It was well past quitting time on a Friday night, but Brenda Higuchi was still hard at work overseeing a team of data scientists who were analyzing data from a call centre.
It wasn’t a tough deadline or demanding schedule that kept Higuchi and her team working through most of that weekend — it was the Data for Good initiative at Aimia, a loyalty management company with 3,400 employees worldwide.
About 50 employees from offices across Canada signed up to participate in the volunteer initiative. The employees helped four different not-for-profit organizations by donating their time — and their highly specialized skills.
“The goal was to help them analyze trends and patterns in their data and make recommendations to help meaningfully improve their program,” said Higuchi, who is vice-president of analytics and CRM at Aimia in Mississauga.
“It really is an event that lets us use our skills in analytics and our expertise and knowledge about leveraging data to further strengthen our ability to affect change in the communities we operate in.”
Higuchi was project manager for the initiative at United Way Toronto’s 211 phone service, with an objective of examining peak call times and types of inquiries to find ways to optimize service.
The hands-on, skills-based nature of the volunteer experience was a rewarding addition to Aimia’s other community investment initiatives, said Higuchi.
“We give donations as an organization, we provide volunteer support, but this was just another way that we can provide knowledge and expertise to these organizations that support our communities,” she said.
And the benefits — both for the participating non-profits and for Aimia’s own corporate values and culture — went far beyond anyone’s expectations.
“It was just a fantastic experience for everybody,” said Higuchi.
“I would highly recommend it for any organization, particularly if they have a unique skill set to offer.
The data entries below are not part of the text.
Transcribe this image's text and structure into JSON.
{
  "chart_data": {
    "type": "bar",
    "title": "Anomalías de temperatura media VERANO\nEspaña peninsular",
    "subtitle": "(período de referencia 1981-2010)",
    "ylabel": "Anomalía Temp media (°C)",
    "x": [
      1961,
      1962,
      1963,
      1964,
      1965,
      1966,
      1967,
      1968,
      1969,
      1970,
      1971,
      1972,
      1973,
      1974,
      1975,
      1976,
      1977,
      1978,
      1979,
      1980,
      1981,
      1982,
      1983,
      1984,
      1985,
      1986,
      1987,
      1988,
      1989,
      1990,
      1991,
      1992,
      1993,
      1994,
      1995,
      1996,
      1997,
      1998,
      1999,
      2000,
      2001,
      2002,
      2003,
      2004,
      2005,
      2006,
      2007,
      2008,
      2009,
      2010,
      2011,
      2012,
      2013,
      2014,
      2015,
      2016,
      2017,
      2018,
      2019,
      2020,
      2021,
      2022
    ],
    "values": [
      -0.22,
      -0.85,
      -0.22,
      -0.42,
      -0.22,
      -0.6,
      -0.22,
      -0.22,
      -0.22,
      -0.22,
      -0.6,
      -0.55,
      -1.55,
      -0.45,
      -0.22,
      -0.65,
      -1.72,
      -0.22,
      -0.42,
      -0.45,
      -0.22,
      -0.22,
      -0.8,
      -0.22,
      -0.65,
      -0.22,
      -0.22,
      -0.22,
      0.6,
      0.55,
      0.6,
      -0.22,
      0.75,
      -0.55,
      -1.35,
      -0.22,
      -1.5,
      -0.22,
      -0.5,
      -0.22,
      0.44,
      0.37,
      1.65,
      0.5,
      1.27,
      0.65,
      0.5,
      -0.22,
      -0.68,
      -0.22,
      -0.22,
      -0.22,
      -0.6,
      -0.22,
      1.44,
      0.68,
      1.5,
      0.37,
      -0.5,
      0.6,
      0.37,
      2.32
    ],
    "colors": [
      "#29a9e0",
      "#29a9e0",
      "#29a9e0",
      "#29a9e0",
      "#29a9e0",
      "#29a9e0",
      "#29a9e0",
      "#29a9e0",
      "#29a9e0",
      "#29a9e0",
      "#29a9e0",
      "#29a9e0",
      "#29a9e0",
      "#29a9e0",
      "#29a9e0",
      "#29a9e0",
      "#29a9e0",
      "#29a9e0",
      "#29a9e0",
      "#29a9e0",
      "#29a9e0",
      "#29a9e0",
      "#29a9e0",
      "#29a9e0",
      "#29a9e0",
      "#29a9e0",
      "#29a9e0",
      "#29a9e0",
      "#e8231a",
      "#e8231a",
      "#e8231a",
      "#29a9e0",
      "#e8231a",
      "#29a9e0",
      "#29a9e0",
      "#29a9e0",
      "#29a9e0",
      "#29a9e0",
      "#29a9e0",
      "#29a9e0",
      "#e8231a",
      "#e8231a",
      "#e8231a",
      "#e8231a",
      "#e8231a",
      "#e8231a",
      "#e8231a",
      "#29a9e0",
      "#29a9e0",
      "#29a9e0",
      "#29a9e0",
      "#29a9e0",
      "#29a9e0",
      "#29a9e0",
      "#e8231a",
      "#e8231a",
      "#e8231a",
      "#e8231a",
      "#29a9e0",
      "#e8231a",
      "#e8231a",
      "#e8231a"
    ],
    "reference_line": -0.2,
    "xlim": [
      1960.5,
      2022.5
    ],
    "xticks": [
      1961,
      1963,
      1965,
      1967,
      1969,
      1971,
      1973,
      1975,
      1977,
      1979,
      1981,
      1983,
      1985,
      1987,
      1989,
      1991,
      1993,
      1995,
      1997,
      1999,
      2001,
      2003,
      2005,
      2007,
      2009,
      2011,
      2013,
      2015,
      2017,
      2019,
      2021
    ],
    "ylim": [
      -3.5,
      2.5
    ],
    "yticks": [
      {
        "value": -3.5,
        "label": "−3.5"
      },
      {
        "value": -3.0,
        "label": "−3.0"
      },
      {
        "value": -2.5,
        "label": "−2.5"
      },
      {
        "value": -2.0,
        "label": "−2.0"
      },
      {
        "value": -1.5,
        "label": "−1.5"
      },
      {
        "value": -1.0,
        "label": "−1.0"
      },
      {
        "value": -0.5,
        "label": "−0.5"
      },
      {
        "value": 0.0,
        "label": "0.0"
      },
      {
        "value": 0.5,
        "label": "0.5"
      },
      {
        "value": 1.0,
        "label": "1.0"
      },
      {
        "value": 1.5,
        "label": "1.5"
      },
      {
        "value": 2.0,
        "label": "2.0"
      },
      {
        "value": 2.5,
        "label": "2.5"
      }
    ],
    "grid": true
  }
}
I know the organizations (Aimia worked with) were very grateful.”
New ways to engage employees
Skills-based volunteering is one of the many ways organizations are directly engaging employees in corporate community investment strategies.
Employers are looking toward innovative and diverse ways to give back to communities, according to the Conference Board of Canada’s 2013 Canadian Corporate Community Investment Benchmarking Report, based on a survey of 180 companies.
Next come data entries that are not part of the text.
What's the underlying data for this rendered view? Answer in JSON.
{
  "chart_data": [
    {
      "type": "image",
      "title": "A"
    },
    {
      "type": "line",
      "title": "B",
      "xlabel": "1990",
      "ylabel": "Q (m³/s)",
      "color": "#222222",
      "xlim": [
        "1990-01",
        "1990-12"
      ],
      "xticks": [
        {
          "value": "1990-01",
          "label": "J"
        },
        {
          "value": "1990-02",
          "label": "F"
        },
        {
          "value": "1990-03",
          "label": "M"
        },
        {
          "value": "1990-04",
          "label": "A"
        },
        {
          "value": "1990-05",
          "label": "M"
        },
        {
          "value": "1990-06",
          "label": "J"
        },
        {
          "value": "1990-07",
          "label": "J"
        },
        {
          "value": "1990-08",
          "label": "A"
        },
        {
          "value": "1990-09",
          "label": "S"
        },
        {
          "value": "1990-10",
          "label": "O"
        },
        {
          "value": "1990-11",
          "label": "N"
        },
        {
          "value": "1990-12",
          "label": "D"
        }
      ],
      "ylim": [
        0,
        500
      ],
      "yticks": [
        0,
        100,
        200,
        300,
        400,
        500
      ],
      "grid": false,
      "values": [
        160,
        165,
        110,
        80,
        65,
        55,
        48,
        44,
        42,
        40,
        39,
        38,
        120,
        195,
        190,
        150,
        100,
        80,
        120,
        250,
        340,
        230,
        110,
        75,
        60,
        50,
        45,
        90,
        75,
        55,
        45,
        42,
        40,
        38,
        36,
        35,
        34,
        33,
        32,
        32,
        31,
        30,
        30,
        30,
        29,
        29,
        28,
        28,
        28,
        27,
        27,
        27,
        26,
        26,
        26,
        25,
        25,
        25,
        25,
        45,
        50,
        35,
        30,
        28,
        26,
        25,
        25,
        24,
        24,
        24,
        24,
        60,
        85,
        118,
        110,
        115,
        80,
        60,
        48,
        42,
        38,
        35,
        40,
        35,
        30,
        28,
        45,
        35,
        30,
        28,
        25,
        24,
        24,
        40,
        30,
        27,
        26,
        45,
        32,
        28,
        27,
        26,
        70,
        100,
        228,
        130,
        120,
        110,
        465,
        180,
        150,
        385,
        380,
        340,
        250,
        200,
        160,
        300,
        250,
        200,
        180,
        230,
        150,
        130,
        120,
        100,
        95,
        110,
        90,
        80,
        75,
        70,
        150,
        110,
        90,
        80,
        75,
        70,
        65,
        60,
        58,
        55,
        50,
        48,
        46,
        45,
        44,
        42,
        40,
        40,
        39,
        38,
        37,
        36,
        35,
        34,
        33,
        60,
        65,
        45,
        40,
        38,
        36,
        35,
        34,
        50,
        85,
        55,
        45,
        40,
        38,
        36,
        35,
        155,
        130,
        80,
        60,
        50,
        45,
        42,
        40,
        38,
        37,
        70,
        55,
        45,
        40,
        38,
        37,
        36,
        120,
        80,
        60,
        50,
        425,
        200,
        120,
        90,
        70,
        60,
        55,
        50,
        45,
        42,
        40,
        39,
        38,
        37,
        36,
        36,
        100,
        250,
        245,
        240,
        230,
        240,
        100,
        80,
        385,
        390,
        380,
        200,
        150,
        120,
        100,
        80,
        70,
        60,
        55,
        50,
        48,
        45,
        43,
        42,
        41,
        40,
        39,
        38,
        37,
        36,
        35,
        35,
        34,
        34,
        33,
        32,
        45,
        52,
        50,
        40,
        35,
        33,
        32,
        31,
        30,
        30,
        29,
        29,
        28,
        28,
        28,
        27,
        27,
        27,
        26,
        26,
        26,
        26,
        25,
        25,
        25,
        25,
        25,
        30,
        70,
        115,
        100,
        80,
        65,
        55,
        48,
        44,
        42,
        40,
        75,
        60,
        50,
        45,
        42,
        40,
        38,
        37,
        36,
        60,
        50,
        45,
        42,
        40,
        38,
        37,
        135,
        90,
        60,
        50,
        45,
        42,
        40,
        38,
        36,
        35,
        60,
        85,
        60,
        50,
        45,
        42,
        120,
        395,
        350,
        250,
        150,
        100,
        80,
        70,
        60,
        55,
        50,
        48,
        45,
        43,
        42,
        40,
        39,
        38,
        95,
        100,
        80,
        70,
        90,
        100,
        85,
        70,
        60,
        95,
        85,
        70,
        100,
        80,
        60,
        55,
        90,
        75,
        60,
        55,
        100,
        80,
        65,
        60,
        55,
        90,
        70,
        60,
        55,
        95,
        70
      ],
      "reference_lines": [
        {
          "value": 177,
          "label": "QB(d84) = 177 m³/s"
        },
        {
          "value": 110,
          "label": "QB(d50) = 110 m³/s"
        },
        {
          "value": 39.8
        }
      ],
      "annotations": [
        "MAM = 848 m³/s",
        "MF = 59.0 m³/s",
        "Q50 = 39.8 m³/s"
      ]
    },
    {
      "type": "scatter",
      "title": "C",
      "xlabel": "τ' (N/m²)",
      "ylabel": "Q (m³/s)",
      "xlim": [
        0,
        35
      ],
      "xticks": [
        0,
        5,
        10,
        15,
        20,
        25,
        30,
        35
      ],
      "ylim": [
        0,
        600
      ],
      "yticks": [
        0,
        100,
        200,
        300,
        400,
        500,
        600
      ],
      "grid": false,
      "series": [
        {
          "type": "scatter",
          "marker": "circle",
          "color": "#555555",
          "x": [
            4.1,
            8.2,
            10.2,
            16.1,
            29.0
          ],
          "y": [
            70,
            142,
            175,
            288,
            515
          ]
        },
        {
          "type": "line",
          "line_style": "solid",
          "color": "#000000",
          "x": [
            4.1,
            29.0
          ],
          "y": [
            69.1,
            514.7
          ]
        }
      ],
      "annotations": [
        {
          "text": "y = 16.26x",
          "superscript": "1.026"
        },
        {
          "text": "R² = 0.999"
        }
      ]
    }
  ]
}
“Money is certainly the number one most common way that companies are contributing, but a lot of them are giving in a number of other ways, whether that’s through in-kind resources, so donations of services or goods… as well as through engaging their employees,” said Michael Bassett, senior research associate at the Conference Board in Ottawa.
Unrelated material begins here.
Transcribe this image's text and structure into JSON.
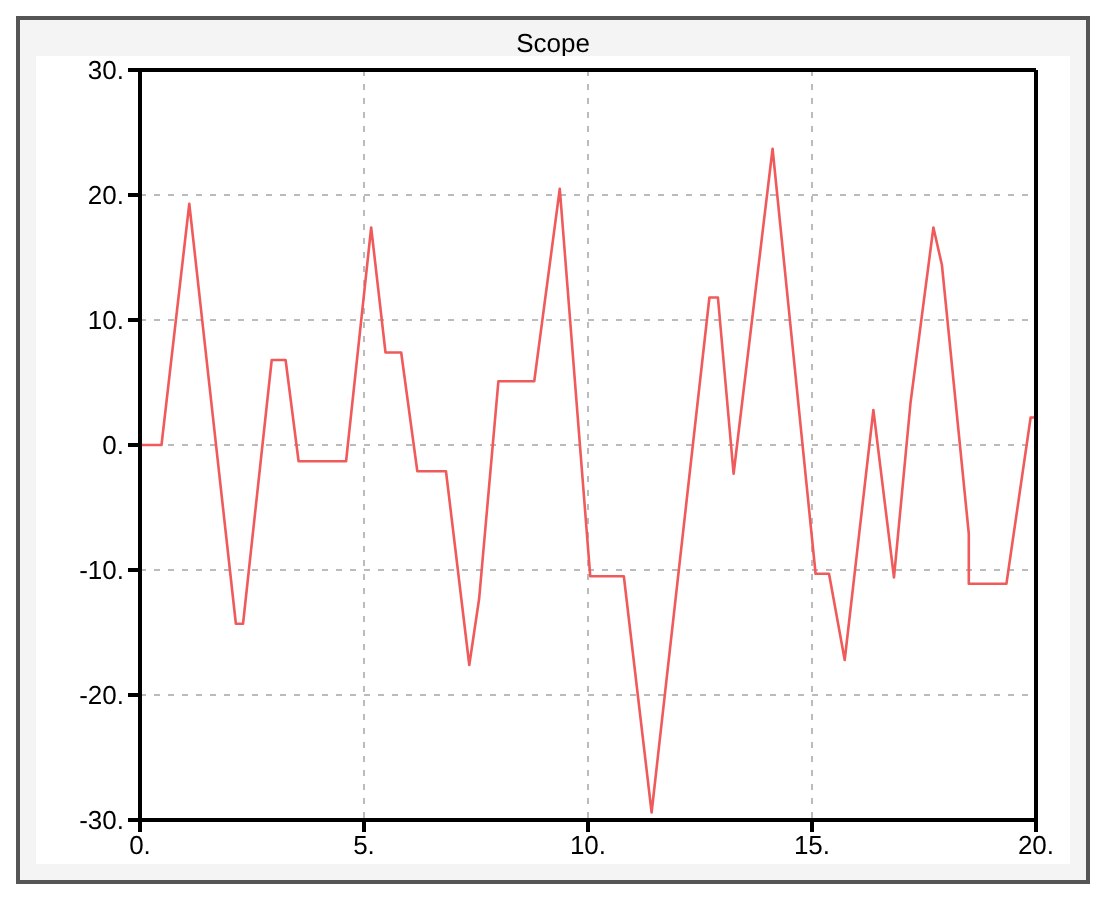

“Over half the companies we looked at that responded to our survey said they had an employee volunteering program. Also, they’re engaging their employees through efforts to match employee donations,” he said.
“Anecdotally, we’re hearing that companies are becoming more sophisticated in these programs, because they’re seeing broader benefits.”
In fact, very few companies reduced their community investment budgets, despite still-uncertain economic conditions, found the survey.
“We thought we’d see more companies reducing their budgets but what we found was that most of them kept them — and some of them even grew,” said Bassett.
“Companies are looking for ways to engage and have engaged employees, and volunteering and contributions towards the community is one of the ways companies are using to have engaged employees.”
Moving beyond ‘chequebook philanthropy’
Engaging employees in corporate volunteer initiatives goes far beyond “chequebook philanthropy,” according to Janelle St. Omer, director of corporate community partnerships at Volunteer Canada in Ottawa.
The national, not-for-profit organization engages in research, training and leadership on volunteerism, and Volunteer Canada is seeing an increase in skills-based volunteering, said St. Omer.
“There’s a lot of skills-based volunteerism taking place now, where companies are using their expertise to go out and really impact communities,” she said.
“It’s a growing trend and I think what’s so amazing about that is it’s a different way of volunteering.”
It’s about responding to evolving needs within non-profits and communities, and it’s also changing the ways volunteers want to be engaged, said St. Omer.
For example, a women’s shelter without an in-house marketing team could spend a day partnering with a company that has a very strong, robust marketing team to go over marketing materials and planning, she said.
“A non-profit would never be able to pay for that kind of day or those kinds of resources, and what we’re seeing coming out of those kinds of volunteer opportunities are just truly amazing.”
One of the effects of skills volunteering is an immediate, positive boost to the corporate culture.
“Employees leave feeling such a sense of pride and such a sense of accomplishment because they’re able to see the impact right away,” said St. Omer.
“It helps to lend purpose to (the) employees’ work. It provides them with a strong platform for their leadership and skills development.”
The volunteering also helps promote an organization’s corporate values and makes employees feel personally connected to them.
“Employees who are engaged in volunteerism generally feel very good about the company that they work for,” she said.
“It also helps employees connect with the company by living and seeing and breathing the company values at work — it helps to sort of strengthen those values and have them be cultural drivers, because employees actually feel a part of what the company stands for.”